Global shrimp production has continued to trend upward, with a panel of experts at the National Fisheries Institute’s Global Seafood Market Conference predicting that global shrimp production will exceed 5 million metric tons (MT) in 2022.
Current predictions put the production at 5.011 million MT in 2022, a significant increase over the 4.569 million MT grown in 2021, which itself was an increase over the 4.086 million MT produced in 2020. Globally, shrimp production has seen a tremendous upswing – in 2015, global shrimp production didn’t even reach 3 million MT.
“If I had done this analysis back in 2019, it would have said we wouldn’t reach 5 million tons until 2025,” Robins McIntosh, executive vice-president of Charoen Pokphand Foods, said during the panel. “The rate of shrimp production has actually accelerated over the last few years.”
Globally, Asian countries produce the most shrimp – roughly 65 percent of the world's shrimp comes from the region. That’s followed by the Americas, which produce around 30 percent. However, the real story is the acceleration of production in the Americas, particularly Ecuador, according to McIntosh.
“The big story is the rate of growth. The rate of growth in the Americas is exceeding that of Asia,” McIntosh said.
That’s a shift from a decade ago, when the region only produced 20 percent of the world’s shrimp. Among the major producers in the Americas, Ecuador’s impressive growth resulted in it producing more than 1 million MT of shrimp in 2021, the first time a country has done so in over a decade.
“I think the big headline ... was that Ecuador surpassed a million tons,” McIntosh said. “That’s not the first country to have surpassed a million tons –China did it back in 2009 before EMS, but then they fell off a cliff. Ecuador is the first country to come back and again hit that mark of a million tons.”
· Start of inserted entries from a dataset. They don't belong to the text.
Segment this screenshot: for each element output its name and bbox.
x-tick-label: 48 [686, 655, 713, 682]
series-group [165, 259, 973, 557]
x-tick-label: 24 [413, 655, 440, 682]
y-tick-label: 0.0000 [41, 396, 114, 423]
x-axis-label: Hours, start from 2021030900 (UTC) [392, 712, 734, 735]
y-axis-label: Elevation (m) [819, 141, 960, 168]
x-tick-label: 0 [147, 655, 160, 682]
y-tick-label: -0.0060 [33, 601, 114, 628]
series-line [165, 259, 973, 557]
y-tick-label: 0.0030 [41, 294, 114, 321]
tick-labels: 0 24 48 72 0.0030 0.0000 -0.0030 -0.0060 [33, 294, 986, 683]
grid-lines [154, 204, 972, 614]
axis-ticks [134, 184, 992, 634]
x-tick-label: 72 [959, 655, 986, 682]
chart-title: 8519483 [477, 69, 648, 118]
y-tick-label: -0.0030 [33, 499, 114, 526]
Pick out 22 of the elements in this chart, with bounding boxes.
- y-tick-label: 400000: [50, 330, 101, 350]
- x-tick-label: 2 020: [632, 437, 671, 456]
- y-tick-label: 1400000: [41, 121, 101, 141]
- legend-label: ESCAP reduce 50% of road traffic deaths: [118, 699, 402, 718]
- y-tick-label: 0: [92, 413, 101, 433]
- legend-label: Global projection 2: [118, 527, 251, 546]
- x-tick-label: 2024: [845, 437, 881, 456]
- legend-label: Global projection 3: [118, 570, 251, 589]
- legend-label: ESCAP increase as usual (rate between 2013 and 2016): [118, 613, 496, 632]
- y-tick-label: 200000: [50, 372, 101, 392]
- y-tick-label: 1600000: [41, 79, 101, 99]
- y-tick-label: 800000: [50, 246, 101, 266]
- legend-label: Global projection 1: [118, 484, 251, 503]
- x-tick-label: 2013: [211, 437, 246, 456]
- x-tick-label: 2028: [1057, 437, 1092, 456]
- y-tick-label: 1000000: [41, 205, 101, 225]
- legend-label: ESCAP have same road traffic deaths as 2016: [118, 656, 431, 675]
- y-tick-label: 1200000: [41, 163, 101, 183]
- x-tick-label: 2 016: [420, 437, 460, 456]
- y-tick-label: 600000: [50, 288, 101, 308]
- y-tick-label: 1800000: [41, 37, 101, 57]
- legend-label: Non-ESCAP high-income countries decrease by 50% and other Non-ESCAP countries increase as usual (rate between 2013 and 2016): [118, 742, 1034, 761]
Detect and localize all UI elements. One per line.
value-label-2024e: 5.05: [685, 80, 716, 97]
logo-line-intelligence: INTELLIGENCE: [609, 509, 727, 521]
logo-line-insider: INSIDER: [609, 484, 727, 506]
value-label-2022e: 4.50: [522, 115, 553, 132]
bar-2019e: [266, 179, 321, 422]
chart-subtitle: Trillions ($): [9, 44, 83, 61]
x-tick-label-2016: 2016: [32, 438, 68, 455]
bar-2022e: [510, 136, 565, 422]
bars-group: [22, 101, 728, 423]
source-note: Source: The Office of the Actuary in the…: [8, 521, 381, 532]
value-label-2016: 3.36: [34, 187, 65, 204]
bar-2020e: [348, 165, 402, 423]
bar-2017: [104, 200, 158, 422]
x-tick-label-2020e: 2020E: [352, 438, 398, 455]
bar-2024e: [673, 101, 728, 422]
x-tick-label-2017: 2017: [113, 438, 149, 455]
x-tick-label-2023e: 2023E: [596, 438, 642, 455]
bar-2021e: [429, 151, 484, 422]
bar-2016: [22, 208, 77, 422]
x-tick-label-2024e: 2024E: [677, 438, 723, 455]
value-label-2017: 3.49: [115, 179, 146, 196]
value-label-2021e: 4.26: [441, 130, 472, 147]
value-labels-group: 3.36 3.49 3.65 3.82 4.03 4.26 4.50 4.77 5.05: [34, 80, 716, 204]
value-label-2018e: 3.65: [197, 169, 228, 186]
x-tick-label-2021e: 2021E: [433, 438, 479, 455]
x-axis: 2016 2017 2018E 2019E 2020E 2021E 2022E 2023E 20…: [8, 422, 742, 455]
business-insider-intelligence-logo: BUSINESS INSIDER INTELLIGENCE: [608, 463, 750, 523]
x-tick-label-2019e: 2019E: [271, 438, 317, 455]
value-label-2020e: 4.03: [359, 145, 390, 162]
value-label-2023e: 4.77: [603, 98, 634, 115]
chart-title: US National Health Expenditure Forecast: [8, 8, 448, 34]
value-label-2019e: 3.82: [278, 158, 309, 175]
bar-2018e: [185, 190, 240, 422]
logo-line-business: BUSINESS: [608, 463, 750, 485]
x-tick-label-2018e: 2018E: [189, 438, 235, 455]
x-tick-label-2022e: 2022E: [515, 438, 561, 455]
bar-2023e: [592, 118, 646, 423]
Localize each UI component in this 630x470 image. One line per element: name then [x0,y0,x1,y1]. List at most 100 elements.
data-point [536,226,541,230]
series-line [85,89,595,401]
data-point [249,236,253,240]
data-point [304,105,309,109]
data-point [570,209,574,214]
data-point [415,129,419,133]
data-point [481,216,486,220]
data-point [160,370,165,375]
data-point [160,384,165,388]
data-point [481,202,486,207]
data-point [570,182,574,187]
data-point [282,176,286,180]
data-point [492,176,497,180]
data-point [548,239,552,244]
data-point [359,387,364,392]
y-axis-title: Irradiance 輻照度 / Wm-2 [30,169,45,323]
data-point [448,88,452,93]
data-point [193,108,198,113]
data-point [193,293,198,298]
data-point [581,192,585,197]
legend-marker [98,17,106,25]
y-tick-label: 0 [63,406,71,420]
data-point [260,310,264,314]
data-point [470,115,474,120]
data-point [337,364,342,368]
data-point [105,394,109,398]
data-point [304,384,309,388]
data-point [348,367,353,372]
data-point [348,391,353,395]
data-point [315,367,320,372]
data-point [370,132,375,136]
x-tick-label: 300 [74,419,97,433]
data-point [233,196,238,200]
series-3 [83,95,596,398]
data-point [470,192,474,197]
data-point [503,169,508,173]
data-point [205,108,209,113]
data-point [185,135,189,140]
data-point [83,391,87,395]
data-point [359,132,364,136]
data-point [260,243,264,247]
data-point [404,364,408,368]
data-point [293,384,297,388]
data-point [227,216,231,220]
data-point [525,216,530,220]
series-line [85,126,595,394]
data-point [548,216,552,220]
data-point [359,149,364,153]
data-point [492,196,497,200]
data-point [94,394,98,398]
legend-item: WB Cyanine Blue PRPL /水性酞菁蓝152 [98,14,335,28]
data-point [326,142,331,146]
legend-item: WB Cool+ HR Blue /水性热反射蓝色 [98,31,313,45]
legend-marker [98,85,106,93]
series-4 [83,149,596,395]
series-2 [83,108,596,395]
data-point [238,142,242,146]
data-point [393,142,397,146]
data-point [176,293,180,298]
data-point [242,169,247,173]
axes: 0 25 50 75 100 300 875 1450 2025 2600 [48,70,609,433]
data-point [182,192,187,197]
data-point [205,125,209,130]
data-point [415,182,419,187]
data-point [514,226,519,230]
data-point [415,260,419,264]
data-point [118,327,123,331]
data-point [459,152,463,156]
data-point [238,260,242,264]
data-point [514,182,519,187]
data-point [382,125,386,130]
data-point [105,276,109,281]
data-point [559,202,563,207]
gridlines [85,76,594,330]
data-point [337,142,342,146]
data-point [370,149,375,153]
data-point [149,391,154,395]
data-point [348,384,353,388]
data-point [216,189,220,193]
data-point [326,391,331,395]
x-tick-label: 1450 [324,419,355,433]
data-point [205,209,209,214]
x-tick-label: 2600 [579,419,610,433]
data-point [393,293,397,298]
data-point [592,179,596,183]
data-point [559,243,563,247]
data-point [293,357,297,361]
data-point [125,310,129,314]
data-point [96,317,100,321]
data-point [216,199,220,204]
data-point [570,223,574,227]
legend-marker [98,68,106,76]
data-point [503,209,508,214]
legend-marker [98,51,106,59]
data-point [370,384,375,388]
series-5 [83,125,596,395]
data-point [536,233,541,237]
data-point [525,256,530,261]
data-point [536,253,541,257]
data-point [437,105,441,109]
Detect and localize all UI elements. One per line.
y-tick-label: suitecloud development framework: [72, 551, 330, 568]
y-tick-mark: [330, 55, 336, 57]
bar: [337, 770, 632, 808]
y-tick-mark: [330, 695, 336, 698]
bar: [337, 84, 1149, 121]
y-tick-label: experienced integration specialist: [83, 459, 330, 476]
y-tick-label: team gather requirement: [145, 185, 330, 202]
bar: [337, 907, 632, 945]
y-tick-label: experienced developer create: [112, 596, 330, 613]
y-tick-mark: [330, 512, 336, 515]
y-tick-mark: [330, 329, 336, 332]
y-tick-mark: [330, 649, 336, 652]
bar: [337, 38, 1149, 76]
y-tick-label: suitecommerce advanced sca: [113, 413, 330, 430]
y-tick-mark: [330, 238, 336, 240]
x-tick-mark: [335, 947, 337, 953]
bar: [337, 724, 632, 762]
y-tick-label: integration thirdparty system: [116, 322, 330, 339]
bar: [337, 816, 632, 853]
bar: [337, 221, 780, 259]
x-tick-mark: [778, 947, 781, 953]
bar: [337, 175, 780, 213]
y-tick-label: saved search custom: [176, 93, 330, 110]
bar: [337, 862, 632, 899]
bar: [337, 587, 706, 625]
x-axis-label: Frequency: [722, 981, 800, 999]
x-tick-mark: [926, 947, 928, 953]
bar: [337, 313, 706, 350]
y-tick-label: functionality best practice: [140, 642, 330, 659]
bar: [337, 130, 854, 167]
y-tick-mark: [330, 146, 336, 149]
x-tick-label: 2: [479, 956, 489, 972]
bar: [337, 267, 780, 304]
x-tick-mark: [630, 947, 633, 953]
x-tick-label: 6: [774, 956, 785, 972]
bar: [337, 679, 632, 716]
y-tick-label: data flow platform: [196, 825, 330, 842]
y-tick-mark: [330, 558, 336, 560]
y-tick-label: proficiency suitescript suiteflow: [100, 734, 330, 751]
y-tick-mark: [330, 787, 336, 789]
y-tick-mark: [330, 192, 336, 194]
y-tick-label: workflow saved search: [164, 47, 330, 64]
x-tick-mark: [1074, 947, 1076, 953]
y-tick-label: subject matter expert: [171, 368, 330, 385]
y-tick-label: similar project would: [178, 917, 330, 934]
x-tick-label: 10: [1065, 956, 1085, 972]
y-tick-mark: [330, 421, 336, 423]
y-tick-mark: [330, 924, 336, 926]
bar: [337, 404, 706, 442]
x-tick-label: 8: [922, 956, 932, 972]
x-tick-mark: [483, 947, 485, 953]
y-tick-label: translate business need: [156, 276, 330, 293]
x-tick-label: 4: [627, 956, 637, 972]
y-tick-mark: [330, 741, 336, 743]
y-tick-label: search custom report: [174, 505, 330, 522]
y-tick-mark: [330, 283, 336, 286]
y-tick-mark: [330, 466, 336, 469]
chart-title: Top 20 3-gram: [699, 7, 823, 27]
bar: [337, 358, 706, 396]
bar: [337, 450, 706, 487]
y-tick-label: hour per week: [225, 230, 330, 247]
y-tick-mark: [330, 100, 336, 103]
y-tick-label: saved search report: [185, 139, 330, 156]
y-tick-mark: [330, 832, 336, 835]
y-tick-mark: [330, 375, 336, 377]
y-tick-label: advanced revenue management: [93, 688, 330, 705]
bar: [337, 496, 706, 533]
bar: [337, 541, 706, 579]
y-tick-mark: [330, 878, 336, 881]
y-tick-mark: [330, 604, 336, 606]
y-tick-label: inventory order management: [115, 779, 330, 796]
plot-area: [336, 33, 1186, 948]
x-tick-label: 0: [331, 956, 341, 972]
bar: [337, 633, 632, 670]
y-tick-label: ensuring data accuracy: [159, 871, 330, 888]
Ecuador has increased its production through technological changes, and is projecting to continue its high rate of growth, he said.
“From 2010, their growth rate has been 25 percent. If we look over the last three years, their growth rate is accelerating to 30 percent. And according to their projections, they will continue at that very high rate of growth,” McIntosh said. “I would never have expected Ecuador to get much over 700,000 MT using the original Ecuadorian technology, but they have changed.”
How high the country is up for debate, but Mcintosh said he is bullish for 2022.
“We can be confident that at least for the next year that Ecuador can continue growth,” he said.
The bigger question, McIntosh said, is whether or not Ecuador can continue its rapid growth.
“When I look historically, when countries grow more than 25, 30 percent three to four straight years, they basically will outstrip the ability to continue that growth and sometimes they fall,” McIntosh said.
In Asia, major exporters India, Vietnam, and Indonesia have all recorded steady growth.
“That accounts for 55 percent of Asian shrimp,” McIntosh said. If China is added to that group, the number increases to 80 percent, but China’s production typically stays within the country.
“China is basically a net importer and everything they produce within their country is pretty much consumed within that country,” he said.
Vietnam has continued a trend of slow and steady growth, McIntosh said.
“Their growth rate is not as spectacular, but it’s 7, 8, 9, 10 percent,” McIntosh said. “Which is to me a sustainable growth rate.”
Overall, McIntosh predicted Asia may gradually have a less-dominant hold on the U.S. market as Asian countries focus on shipping into China.
“It’s easier for Asian countries to ship to China than maybe the Americas now with some of the logistic loggerheads,” he said.